La relation avec les autorités est importante, parce que la santé publique implique souvent l’intervention de l’Etat et agit dans un cadre légal. Il y a donc, aussi, toute une dimension de promotion des lois favorables à la santé.

Vous parlez du cadre législatif. Où en est-on en Suisse? Quel est l’état de santé de la santé publique?

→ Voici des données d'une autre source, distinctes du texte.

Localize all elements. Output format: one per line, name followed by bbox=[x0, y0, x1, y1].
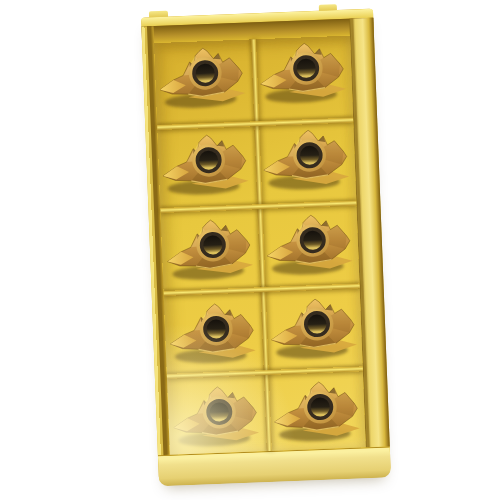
insert-graphic bbox=[170, 380, 269, 454]
insert-graphic bbox=[163, 212, 263, 287]
carbide-insert bbox=[159, 128, 258, 202]
carbide-insert bbox=[167, 298, 264, 370]
insert-storage-box bbox=[141, 9, 391, 486]
insert-graphic bbox=[167, 298, 264, 370]
carbide-insert bbox=[155, 41, 255, 116]
carbide-insert bbox=[264, 208, 363, 282]
box-interior bbox=[154, 36, 366, 455]
product-photo bbox=[0, 0, 500, 500]
carbide-insert bbox=[261, 124, 358, 196]
insert-graphic bbox=[272, 376, 369, 448]
carbide-insert bbox=[257, 37, 356, 111]
carbide-insert bbox=[170, 380, 269, 454]
insert-graphic bbox=[268, 292, 367, 366]
insert-graphic bbox=[264, 208, 363, 282]
carbide-insert bbox=[163, 212, 263, 287]
insert-graphic bbox=[155, 41, 255, 116]
insert-graphic bbox=[261, 124, 358, 196]
carbide-insert bbox=[268, 292, 367, 366]
carbide-insert bbox=[272, 376, 369, 448]
insert-graphic bbox=[257, 37, 356, 111]
insert-graphic bbox=[159, 128, 258, 202]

Globalement, la situation n’est pas si mauvaise. La Suisse est l’un des pays avec la meilleure espérance de vie au monde et le niveau de santé de la population est très bon. En revanche, nous sommes en retard en matière de prévention. On dépense moins, voire beaucoup moins, en moyenne que les pays comparables à la Suisse.

Pourquoi?

Disons que les incitations financières sont beaucoup plus fortes pour les soins curatifs, au niveau du remboursement. A mon sens, il y a aussi la notion d’urgence qui intervient et qui est peut-être moins présente en prévention et promotion de la santé. Alors que la recherche montre qu’en investissant des petites sommes dans la prévention, nous économisons des plus gros montants par la suite.

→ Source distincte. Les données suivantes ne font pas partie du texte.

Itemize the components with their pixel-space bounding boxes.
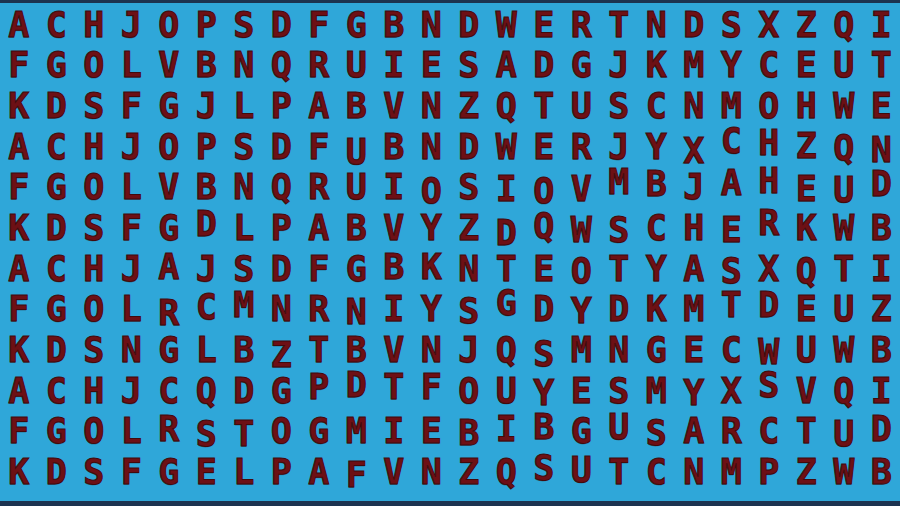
grid-cell[interactable]: A [300, 452, 338, 493]
grid-cell[interactable]: J [113, 371, 151, 412]
grid-cell[interactable]: G [150, 452, 188, 493]
grid-cell[interactable]: G [488, 284, 526, 325]
grid-cell[interactable]: N [225, 168, 263, 209]
grid-cell[interactable]: W [825, 86, 863, 127]
grid-cell[interactable]: C [38, 249, 76, 290]
grid-cell[interactable]: F [338, 455, 376, 496]
word-search-grid: ACHJOPSDFGBNDWERTNDSXZQIFGOLVBNQRUIESADG… [0, 0, 900, 506]
grid-cell[interactable]: F [113, 86, 151, 127]
grid-cell[interactable]: B [338, 86, 376, 127]
grid-cell[interactable]: S [75, 86, 113, 127]
grid-cell[interactable]: P [263, 452, 301, 493]
grid-cell[interactable]: T [525, 86, 563, 127]
grid-cell[interactable]: S [750, 365, 788, 406]
grid-cell[interactable]: F [300, 5, 338, 46]
grid-cell[interactable]: Y [638, 249, 676, 290]
grid-cell[interactable]: V [788, 371, 826, 412]
grid-cell[interactable]: M [675, 290, 713, 331]
grid-cell[interactable]: S [713, 5, 751, 46]
grid-cell[interactable]: G [150, 330, 188, 371]
grid-cell[interactable]: T [375, 367, 413, 408]
grid-cell[interactable]: U [600, 408, 638, 449]
grid-cell[interactable]: G [338, 249, 376, 290]
grid-cell[interactable]: N [338, 293, 376, 334]
grid-cell[interactable]: K [0, 86, 38, 127]
grid-cell[interactable]: V [375, 208, 413, 249]
grid-cell[interactable]: L [113, 46, 151, 87]
grid-cell[interactable]: V [375, 86, 413, 127]
grid-cell[interactable]: B [863, 330, 900, 371]
grid-cell[interactable]: M [675, 46, 713, 87]
grid-cell[interactable]: T [600, 452, 638, 493]
grid-cell[interactable]: S [225, 127, 263, 168]
grid-cell[interactable]: H [75, 127, 113, 168]
grid-cell[interactable]: F [0, 168, 38, 209]
grid-cell[interactable]: D [225, 371, 263, 412]
grid-cell[interactable]: Q [488, 452, 526, 493]
grid-cell[interactable]: D [263, 249, 301, 290]
grid-cell[interactable]: V [150, 168, 188, 209]
grid-cell[interactable]: V [375, 452, 413, 493]
grid-cell[interactable]: U [338, 132, 376, 173]
grid-cell[interactable]: H [75, 249, 113, 290]
grid-cell[interactable]: D [263, 5, 301, 46]
grid-cell[interactable]: E [413, 46, 451, 87]
grid-cell[interactable]: C [638, 86, 676, 127]
grid-cell[interactable]: D [450, 127, 488, 168]
grid-cell[interactable]: C [750, 412, 788, 453]
grid-cell[interactable]: P [188, 127, 226, 168]
grid-cell[interactable]: S [600, 210, 638, 251]
grid-cell[interactable]: D [38, 452, 76, 493]
grid-cell[interactable]: K [413, 247, 451, 288]
grid-cell[interactable]: R [563, 127, 601, 168]
grid-cell[interactable]: O [75, 412, 113, 453]
grid-cell[interactable]: F [413, 367, 451, 408]
grid-cell[interactable]: D [863, 410, 900, 451]
grid-cell[interactable]: Z [788, 452, 826, 493]
grid-cell[interactable]: J [675, 168, 713, 209]
grid-cell[interactable]: Z [788, 126, 826, 167]
grid-cell[interactable]: A [150, 247, 188, 288]
grid-cell[interactable]: N [600, 330, 638, 371]
grid-cell[interactable]: L [113, 290, 151, 331]
grid-cell[interactable]: G [38, 46, 76, 87]
grid-cell[interactable]: B [863, 452, 900, 493]
grid-cell[interactable]: E [713, 210, 751, 251]
grid-cell[interactable]: D [600, 290, 638, 331]
grid-cell[interactable]: I [488, 170, 526, 211]
grid-cell[interactable]: D [188, 204, 226, 245]
grid-cell[interactable]: B [375, 127, 413, 168]
grid-cell[interactable]: R [563, 5, 601, 46]
grid-cell[interactable]: T [825, 249, 863, 290]
grid-cell[interactable]: W [825, 330, 863, 371]
grid-cell[interactable]: S [188, 415, 226, 456]
grid-cell[interactable]: J [188, 86, 226, 127]
grid-cell[interactable]: O [75, 290, 113, 331]
grid-cell[interactable]: D [38, 208, 76, 249]
grid-cell[interactable]: I [375, 46, 413, 87]
grid-cell[interactable]: R [150, 294, 188, 335]
grid-cell[interactable]: U [563, 450, 601, 491]
grid-cell[interactable]: G [263, 371, 301, 412]
grid-cell[interactable]: C [638, 208, 676, 249]
grid-cell[interactable]: F [0, 46, 38, 87]
grid-cell[interactable]: S [225, 249, 263, 290]
grid-cell[interactable]: F [0, 412, 38, 453]
grid-cell[interactable]: E [788, 170, 826, 211]
grid-cell[interactable]: Q [488, 86, 526, 127]
grid-cell[interactable]: A [0, 249, 38, 290]
grid-cell[interactable]: P [300, 367, 338, 408]
grid-cell[interactable]: B [525, 408, 563, 449]
grid-cell[interactable]: K [0, 208, 38, 249]
grid-cell[interactable]: K [788, 208, 826, 249]
grid-cell[interactable]: Y [563, 292, 601, 333]
grid-cell[interactable]: W [825, 208, 863, 249]
grid-cell[interactable]: G [150, 208, 188, 249]
grid-cell[interactable]: D [38, 86, 76, 127]
grid-cell[interactable]: Q [825, 5, 863, 46]
grid-cell[interactable]: D [38, 330, 76, 371]
grid-cell[interactable]: E [525, 249, 563, 290]
grid-cell[interactable]: A [300, 208, 338, 249]
grid-cell[interactable]: T [788, 412, 826, 453]
grid-cell[interactable]: L [113, 168, 151, 209]
grid-cell[interactable]: B [188, 168, 226, 209]
grid-cell[interactable]: Y [675, 373, 713, 414]
grid-cell[interactable]: W [563, 210, 601, 251]
grid-cell[interactable]: U [825, 415, 863, 456]
grid-cell[interactable]: F [113, 208, 151, 249]
grid-cell[interactable]: J [600, 127, 638, 168]
grid-cell[interactable]: O [563, 251, 601, 292]
grid-cell[interactable]: G [38, 168, 76, 209]
grid-cell[interactable]: L [225, 452, 263, 493]
grid-cell[interactable]: W [488, 127, 526, 168]
grid-cell[interactable]: W [825, 452, 863, 493]
grid-cell[interactable]: R [300, 46, 338, 87]
grid-cell[interactable]: S [638, 414, 676, 455]
grid-cell[interactable]: J [113, 249, 151, 290]
grid-cell[interactable]: Y [638, 127, 676, 168]
grid-cell[interactable]: U [825, 46, 863, 87]
grid-cell[interactable]: G [338, 5, 376, 46]
grid-cell[interactable]: H [675, 208, 713, 249]
grid-cell[interactable]: Z [863, 290, 900, 331]
grid-cell[interactable]: X [675, 131, 713, 172]
grid-cell[interactable]: G [638, 330, 676, 371]
grid-cell[interactable]: Q [263, 168, 301, 209]
grid-cell[interactable]: E [675, 330, 713, 371]
grid-cell[interactable]: H [75, 5, 113, 46]
grid-cell[interactable]: S [450, 168, 488, 209]
grid-cell[interactable]: G [563, 46, 601, 87]
grid-cell[interactable]: U [338, 46, 376, 87]
grid-cell[interactable]: C [188, 288, 226, 329]
grid-cell[interactable]: U [788, 330, 826, 371]
grid-cell[interactable]: N [413, 330, 451, 371]
grid-cell[interactable]: U [338, 168, 376, 209]
grid-cell[interactable]: U [563, 86, 601, 127]
grid-cell[interactable]: S [600, 86, 638, 127]
grid-cell[interactable]: P [750, 452, 788, 493]
grid-cell[interactable]: Q [263, 46, 301, 87]
grid-cell[interactable]: L [225, 208, 263, 249]
grid-cell[interactable]: A [713, 164, 751, 205]
top-edge-strip [0, 0, 900, 3]
grid-cell[interactable]: B [375, 247, 413, 288]
grid-cell[interactable]: H [750, 123, 788, 164]
grid-cell[interactable]: L [188, 330, 226, 371]
grid-cell[interactable]: B [225, 330, 263, 371]
grid-cell[interactable]: A [0, 5, 38, 46]
grid-cell[interactable]: X [713, 371, 751, 412]
grid-cell[interactable]: S [75, 330, 113, 371]
grid-cell[interactable]: C [38, 371, 76, 412]
grid-cell[interactable]: G [563, 412, 601, 453]
grid-cell[interactable]: I [488, 410, 526, 451]
grid-cell[interactable]: B [338, 208, 376, 249]
grid-cell[interactable]: X [750, 5, 788, 46]
grid-cell[interactable]: T [863, 46, 900, 87]
grid-cell[interactable]: B [638, 165, 676, 206]
grid-cell[interactable]: I [863, 5, 900, 46]
grid-cell[interactable]: L [113, 412, 151, 453]
grid-cell[interactable]: A [300, 86, 338, 127]
grid-cell[interactable]: I [375, 290, 413, 331]
grid-cell[interactable]: E [525, 127, 563, 168]
grid-cell[interactable]: M [713, 452, 751, 493]
grid-cell[interactable]: H [788, 86, 826, 127]
grid-cell[interactable]: R [750, 203, 788, 244]
grid-cell[interactable]: A [488, 46, 526, 87]
grid-cell[interactable]: T [225, 415, 263, 456]
bottom-edge-strip [0, 501, 900, 506]
grid-cell[interactable]: N [675, 86, 713, 127]
grid-cell[interactable]: O [75, 46, 113, 87]
grid-cell[interactable]: E [525, 5, 563, 46]
grid-cell[interactable]: C [150, 371, 188, 412]
grid-cell[interactable]: I [375, 168, 413, 209]
grid-cell[interactable]: D [525, 290, 563, 331]
puzzle-image: ACHJOPSDFGBNDWERTNDSXZQIFGOLVBNQRUIESADG… [0, 0, 900, 506]
grid-cell[interactable]: V [375, 330, 413, 371]
grid-cell[interactable]: C [713, 121, 751, 162]
grid-cell[interactable]: A [675, 412, 713, 453]
grid-cell[interactable]: K [0, 330, 38, 371]
grid-cell[interactable]: S [600, 371, 638, 412]
grid-cell[interactable]: E [413, 412, 451, 453]
grid-cell[interactable]: A [0, 127, 38, 168]
grid-cell[interactable]: N [113, 330, 151, 371]
grid-cell[interactable]: M [225, 286, 263, 327]
grid-cell[interactable]: C [38, 127, 76, 168]
grid-cell[interactable]: C [638, 452, 676, 493]
grid-cell[interactable]: O [263, 412, 301, 453]
grid-cell[interactable]: B [863, 208, 900, 249]
grid-cell[interactable]: E [863, 86, 900, 127]
grid-cell[interactable]: A [0, 371, 38, 412]
grid-cell[interactable]: B [188, 46, 226, 87]
grid-cell[interactable]: O [450, 371, 488, 412]
grid-cell[interactable]: F [300, 127, 338, 168]
grid-cell[interactable]: Q [788, 251, 826, 292]
grid-cell[interactable]: M [338, 412, 376, 453]
grid-cell[interactable]: T [600, 5, 638, 46]
grid-cell[interactable]: Z [788, 5, 826, 46]
grid-cell[interactable]: O [150, 5, 188, 46]
grid-cell[interactable]: G [150, 86, 188, 127]
grid-cell[interactable]: R [300, 290, 338, 331]
grid-cell[interactable]: K [638, 46, 676, 87]
grid-cell[interactable]: N [675, 452, 713, 493]
grid-cell[interactable]: S [525, 334, 563, 375]
grid-cell[interactable]: Q [488, 330, 526, 371]
grid-cell[interactable]: V [150, 46, 188, 87]
grid-cell[interactable]: W [488, 5, 526, 46]
grid-cell[interactable]: O [75, 168, 113, 209]
grid-cell[interactable]: P [188, 5, 226, 46]
grid-cell[interactable]: F [300, 249, 338, 290]
grid-cell[interactable]: B [375, 5, 413, 46]
grid-cell[interactable]: F [113, 452, 151, 493]
grid-cell[interactable]: G [38, 290, 76, 331]
grid-cell[interactable]: K [0, 452, 38, 493]
grid-cell[interactable]: S [450, 46, 488, 87]
grid-cell[interactable]: Q [825, 371, 863, 412]
grid-cell[interactable]: O [750, 86, 788, 127]
grid-cell[interactable]: H [750, 162, 788, 203]
grid-cell[interactable]: Q [825, 128, 863, 169]
grid-cell[interactable]: U [825, 290, 863, 331]
grid-cell[interactable]: A [675, 249, 713, 290]
grid-cell[interactable]: N [413, 5, 451, 46]
grid-cell[interactable]: N [413, 127, 451, 168]
grid-cell[interactable]: I [863, 249, 900, 290]
grid-cell[interactable]: N [263, 290, 301, 331]
grid-cell[interactable]: E [788, 290, 826, 331]
grid-cell[interactable]: U [825, 171, 863, 212]
grid-cell[interactable]: X [750, 249, 788, 290]
grid-cell[interactable]: E [563, 371, 601, 412]
grid-cell[interactable]: K [638, 290, 676, 331]
grid-cell[interactable]: D [263, 127, 301, 168]
grid-cell[interactable]: C [713, 330, 751, 371]
grid-cell[interactable]: S [450, 292, 488, 333]
grid-cell[interactable]: T [600, 249, 638, 290]
grid-cell[interactable]: D [338, 365, 376, 406]
grid-cell[interactable]: D [488, 213, 526, 254]
grid-cell[interactable]: N [225, 46, 263, 87]
grid-cell[interactable]: N [450, 249, 488, 290]
grid-cell[interactable]: S [525, 448, 563, 489]
grid-cell[interactable]: Y [713, 46, 751, 87]
grid-cell[interactable]: M [563, 330, 601, 371]
grid-cell[interactable]: Z [450, 208, 488, 249]
grid-cell[interactable]: Y [413, 290, 451, 331]
grid-cell[interactable]: Y [413, 208, 451, 249]
grid-cell[interactable]: O [150, 127, 188, 168]
grid-cell[interactable]: N [413, 86, 451, 127]
grid-cell[interactable]: D [525, 46, 563, 87]
grid-cell[interactable]: Z [450, 452, 488, 493]
grid-cell[interactable]: O [413, 172, 451, 213]
grid-cell[interactable]: V [563, 170, 601, 211]
grid-cell[interactable]: Z [263, 335, 301, 376]
grid-cell[interactable]: J [113, 5, 151, 46]
grid-cell[interactable]: C [750, 46, 788, 87]
grid-cell[interactable]: J [450, 330, 488, 371]
grid-cell[interactable]: Q [188, 371, 226, 412]
grid-cell[interactable]: N [413, 452, 451, 493]
grid-cell[interactable]: L [225, 86, 263, 127]
grid-cell[interactable]: S [75, 452, 113, 493]
grid-cell[interactable]: P [263, 208, 301, 249]
grid-cell[interactable]: M [638, 371, 676, 412]
grid-cell[interactable]: J [188, 249, 226, 290]
grid-cell[interactable]: Q [525, 206, 563, 247]
grid-cell[interactable]: T [713, 286, 751, 327]
grid-cell[interactable]: D [450, 5, 488, 46]
grid-cell[interactable]: D [675, 5, 713, 46]
grid-cell[interactable]: I [863, 371, 900, 412]
grid-cell[interactable]: R [150, 410, 188, 451]
grid-cell[interactable]: F [0, 290, 38, 331]
grid-cell[interactable]: E [788, 46, 826, 87]
grid-cell[interactable]: M [600, 163, 638, 204]
grid-cell[interactable]: H [75, 371, 113, 412]
grid-cell[interactable]: R [713, 412, 751, 453]
grid-cell[interactable]: T [300, 330, 338, 371]
grid-cell[interactable]: D [750, 286, 788, 327]
grid-cell[interactable]: B [450, 414, 488, 455]
grid-cell[interactable]: I [375, 412, 413, 453]
grid-cell[interactable]: Z [450, 86, 488, 127]
grid-cell[interactable]: S [75, 208, 113, 249]
grid-cell[interactable]: R [300, 168, 338, 209]
grid-cell[interactable]: D [863, 165, 900, 206]
grid-cell[interactable]: J [600, 46, 638, 87]
grid-cell[interactable]: C [38, 5, 76, 46]
grid-cell[interactable]: J [113, 127, 151, 168]
grid-cell[interactable]: G [300, 412, 338, 453]
grid-cell[interactable]: P [263, 86, 301, 127]
grid-cell[interactable]: U [488, 371, 526, 412]
grid-cell[interactable]: S [225, 5, 263, 46]
grid-cell[interactable]: E [188, 452, 226, 493]
grid-cell[interactable]: G [38, 412, 76, 453]
grid-cell[interactable]: N [638, 5, 676, 46]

Il y a aussi un contexte politique peu favorable dans un pays aussi libéral que la Suisse, qui héberge, par ailleurs, le siège de nombreuses multinationales, notamment de l’industrie agroalimentaire et du tabac. Il n’y a qu’à voir ce qui s’est passé avec la loi sur les produits du tabac. Elle a passé six ans dans les mains du Parlement, avec des allers-retours entre les chambres, pour sortir presque vidée de son contenu. Il a fallu une initiative populaire pour arriver à un article constitutionnel interdisant la publicité du tabac. Enfin, il y a un important effort à fournir sur la formation des professionnels de santé.

La formation, c’est justement votre cheval de bataille. Est-ce que la santé publique attire les jeunes médecins en 2022?